An example is the best way to explain.
Assume a device has been imaged using a required deployment delivered through PXE boot in the past. The screenshot below shows the device along with the record indicating that it has been previously imaged as a result of a required PXE deployment.
Now it is time to reimage that device. In preparation for doing so the device is deleted from the ConfigMgr All Systems collection, either manually or through automation, but the previous PXE Deployment was NOT cleared because simply deleting it from the console is assumed to also cause any residual detail such as previous PXE deployments to also be cleared. Whether the deletion is done manually of through automation the image below confirms that the device is, indeed, removed. This means that the device has been deleted from ConfigMgr (just being Mr. Obvious here).
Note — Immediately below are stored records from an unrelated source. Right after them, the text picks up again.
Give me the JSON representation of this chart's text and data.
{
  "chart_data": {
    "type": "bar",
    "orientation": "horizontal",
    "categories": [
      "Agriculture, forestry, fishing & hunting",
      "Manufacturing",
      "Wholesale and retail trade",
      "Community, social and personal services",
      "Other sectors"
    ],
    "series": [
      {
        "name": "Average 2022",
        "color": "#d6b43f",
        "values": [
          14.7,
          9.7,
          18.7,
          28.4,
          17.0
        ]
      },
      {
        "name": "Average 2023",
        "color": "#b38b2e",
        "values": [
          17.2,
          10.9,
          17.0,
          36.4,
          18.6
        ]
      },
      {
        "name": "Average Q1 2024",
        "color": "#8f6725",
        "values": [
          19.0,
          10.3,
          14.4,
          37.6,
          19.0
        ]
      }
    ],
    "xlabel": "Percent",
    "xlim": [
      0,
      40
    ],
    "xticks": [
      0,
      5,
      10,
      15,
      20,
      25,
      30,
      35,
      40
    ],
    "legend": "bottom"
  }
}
So, the device WAS deleted from the console but it was NOT actually deleted. It was simply marked as Decommissioned in the database, as shown.
Note: If the details of the associated view (v_r_System) are reviewed then the ‘deleted’ system will not show up but it is clearly still in the database.
The REAL deletion will happen when the Delete Aged Discovery maintenance task runs. This task is configured to run by default weekly and will cleanup entries that are greater than 90 days old. Where needed it is common to adjust the deletion interval and frequency consistent with the needs of your environment.
OK, great! So it sounds like the only repercussion of this change is that Decommissioned entries will remain in the database for up to 90 days by default? And because they are decommissioned they won’t show up in the ConfigMgr console so are not subject to management and won’t be able to be acted upon by ConfigMgr administrators? Correct to both. OK, so what’s the big deal? One thing. Remember that the system in question was imaged by a required PXE deployment. Now it’s time to re-image that system and it’s already deleted from the console. A common first step in such a scenario is to import it back into ConfigMgr. And, it’s not uncommon to use the same system name and MAC address information. Using the Import Computer Wizard the machine is added back to ConfigMgr and the same name as previous was used.
With the import finished it’s time to PXE boot the system to begin the re-image process. But no matter how long you wait or how many times you try you get the same result, the system won’t PXE boot.
What’s going on? The reason the system fails to PXE boot is because it doesn’t find any ‘active’ deployments available to it. So why is that? The answer is found if we go back to the newly imported machine and look at the Clear Required PXE Deployments option. When we deleted the device from the console we have already discussed that it wasn’t truly deleted. So, when the device is again imported into ConfigMgr, the newly added information for the device is again associated to the old information that is actually still in the database and the historical PXE boot data associated with the original device becomes associated with the newly imported device since the same MAC information was used. Note that the key here is the MAC information. If the device was imported again with a different name but with the same MAC information then the association to old data would still happen.
The solution? Make sure that before the device is deleted that an extra step is taken to Clear Required PXE Deployments as well.